El plan no funcionó, eso es todo. El guión que llevaba preparado el Deportivo para sorprender al Villarreal en su casa y que estaba basado en la intensidad defensiva se lo dejaron los jugadores en el hotel.
El Villarreal lleva desde diciembre sin perder un partido en El Madrigal, donde es casi inexpugnable y apenas encaja goles. Pero si no se los marcan no es porque se trate de un equipo especialmente defensivo. Todo lo contrario: no le meten goles por su vocación ofensiva. El Villarreal domina los partidos, deja al rival sin el balón gracias a una enorme posesión bien gestionada después en ataque y aleja el riesgo al llegar triangulando hasta el área rival, a la que accede con muchos futbolistas.
Para contrarrestar esos argumentos ofensivos, que son también defensivos, el Dépor llegaba al Madrigal con una premisa: robar arriba. No dejar que el adversario toque y toque en tres cuartos de campo y acabe triangulando cerca del área de Aranzubia. La clave era presionar bien en el centro del campo, recuperar en la zona ancha y aprovechar los espacios que deja atrás el Villarreal por su posicionamiento avanzado.
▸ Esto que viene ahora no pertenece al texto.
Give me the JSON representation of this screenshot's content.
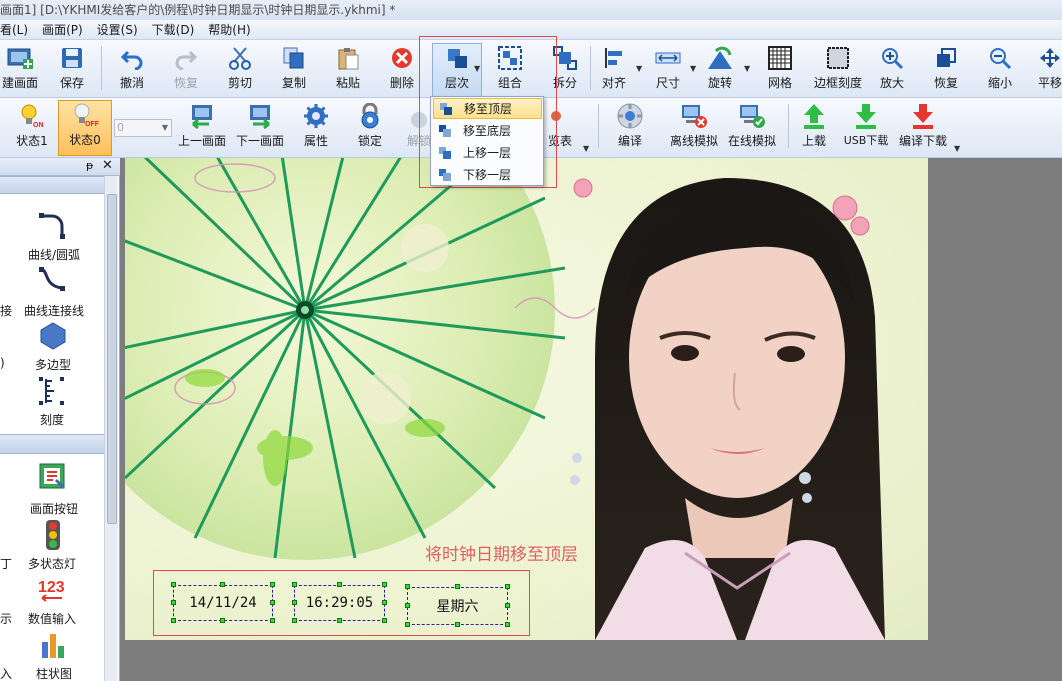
{
  "window": {
    "title": "画面1] [D:\\YKHMI发给客户的\\例程\\时钟日期显示\\时钟日期显示.ykhmi]  *"
  },
  "menu": [
    "看(L)",
    "画面(P)",
    "设置(S)",
    "下载(D)",
    "帮助(H)"
  ],
  "toolbar1": [
    {
      "label": "建画面",
      "icon": "new-screen-icon"
    },
    {
      "label": "保存",
      "icon": "save-icon"
    },
    {
      "label": "撤消",
      "icon": "undo-icon"
    },
    {
      "label": "恢复",
      "icon": "redo-icon",
      "disabled": true
    },
    {
      "label": "剪切",
      "icon": "cut-icon"
    },
    {
      "label": "复制",
      "icon": "copy-icon"
    },
    {
      "label": "粘贴",
      "icon": "paste-icon"
    },
    {
      "label": "删除",
      "icon": "delete-icon"
    },
    {
      "label": "层次",
      "icon": "layer-icon"
    },
    {
      "label": "组合",
      "icon": "group-icon"
    },
    {
      "label": "拆分",
      "icon": "ungroup-icon"
    },
    {
      "label": "对齐",
      "icon": "align-icon"
    },
    {
      "label": "尺寸",
      "icon": "size-icon"
    },
    {
      "label": "旋转",
      "icon": "rotate-icon"
    },
    {
      "label": "网格",
      "icon": "grid-icon"
    },
    {
      "label": "边框刻度",
      "icon": "border-scale-icon"
    },
    {
      "label": "放大",
      "icon": "zoom-in-icon"
    },
    {
      "label": "恢复",
      "icon": "restore-icon"
    },
    {
      "label": "缩小",
      "icon": "zoom-out-icon"
    },
    {
      "label": "平移",
      "icon": "pan-icon"
    }
  ],
  "toolbar2": [
    {
      "label": "状态1",
      "icon": "state-on-icon"
    },
    {
      "label": "状态0",
      "icon": "state-off-icon"
    },
    {
      "label": "上一画面",
      "icon": "prev-screen-icon"
    },
    {
      "label": "下一画面",
      "icon": "next-screen-icon"
    },
    {
      "label": "属性",
      "icon": "property-icon"
    },
    {
      "label": "锁定",
      "icon": "lock-icon"
    },
    {
      "label": "解锁",
      "icon": "unlock-icon",
      "disabled": true
    },
    {
      "label": "览表",
      "icon": "list-icon"
    },
    {
      "label": "编译",
      "icon": "compile-icon"
    },
    {
      "label": "离线模拟",
      "icon": "offline-sim-icon"
    },
    {
      "label": "在线模拟",
      "icon": "online-sim-icon"
    },
    {
      "label": "上载",
      "icon": "upload-icon"
    },
    {
      "label": "USB下载",
      "icon": "usb-download-icon"
    },
    {
      "label": "编译下载",
      "icon": "compile-download-icon"
    }
  ],
  "state_select": {
    "value": "0"
  },
  "layer_menu": [
    "移至顶层",
    "移至底层",
    "上移一层",
    "下移一层"
  ],
  "left_panel": {
    "section1": [
      {
        "label": "曲线/圆弧",
        "icon": "arc-icon"
      },
      {
        "label": "曲线连接线",
        "icon": "curve-connector-icon"
      },
      {
        "label": "多边型",
        "icon": "polygon-icon"
      },
      {
        "label": "刻度",
        "icon": "scale-icon"
      }
    ],
    "section1_partial": [
      "接",
      ")"
    ],
    "section2": [
      {
        "label": "画面按钮",
        "icon": "screen-button-icon"
      },
      {
        "label": "多状态灯",
        "icon": "multi-state-light-icon"
      },
      {
        "label": "数值输入",
        "icon": "numeric-input-icon"
      },
      {
        "label": "柱状图",
        "icon": "bar-chart-icon"
      }
    ],
    "section2_partial": [
      "丁",
      "示",
      "入"
    ]
  },
  "canvas": {
    "date": "14/11/24",
    "time": "16:29:05",
    "weekday": "星期六",
    "caption": "将时钟日期移至顶层"
  },
  "colors": {
    "highlight_red": "#e34a4a",
    "menu_highlight": "#ffe08a",
    "canvas_bg": "#eef3d2"
  }
}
Pero funcionó mal. Más bien, no funcionó. El submarino amarillo quebró la barrera de la medular sin excesiva oposición y llegó tocando a placer hasta Aranzubia. Y dejar combinar así a un equipo tan técnico individual y colectivamente es casi siempre sinónimo de derrota.
La cuestión es por qué no funcionó el Deportivo, por qué fue incapaz de frenar a su adversario donde tenía que hacerlo y consintió las oleadas de los de Pellegrini, que bien pudieron traducirse en una derrota más abultada si no llega a ser por la actuación de Aranzubia. La respuesta es por falta de intensidad.
El equipo jugó sin la intensidad necesaria para contrarrestar las condiciones técnicas de los locales. Faltó garra, agresividad, esa tensión que se le pedía ayer al Dépor para enrocarse adecuadamente, robar y encontrar espacios para el contraataque. Y las escasas contras que salieron fueron muy imprecisas. Tampoco ayudó el fuerte calor a la consecución de una empresa basada precisamente en el sudor.
Antonio Tomás (mermado por una tarjeta) y Sergio fueron desbordados, pero también las bandas se vieron rebasadas fácilmente a pesar de las constantes ayudas de Juan Rodríguez, que sí estuvo metido en el partido y que se desfondó con ayudas excesivas.
La propuesta del Dépor en Villarreal fue cicatera en cuanto a fútbol por su renuncia al arte, y si uno se aferra a la intensidad del triple pivote y esa tensión no aparece después por ningún lado resulta complicado cambiar el libreto porque las tres sustituciones suelen ser insuficientes.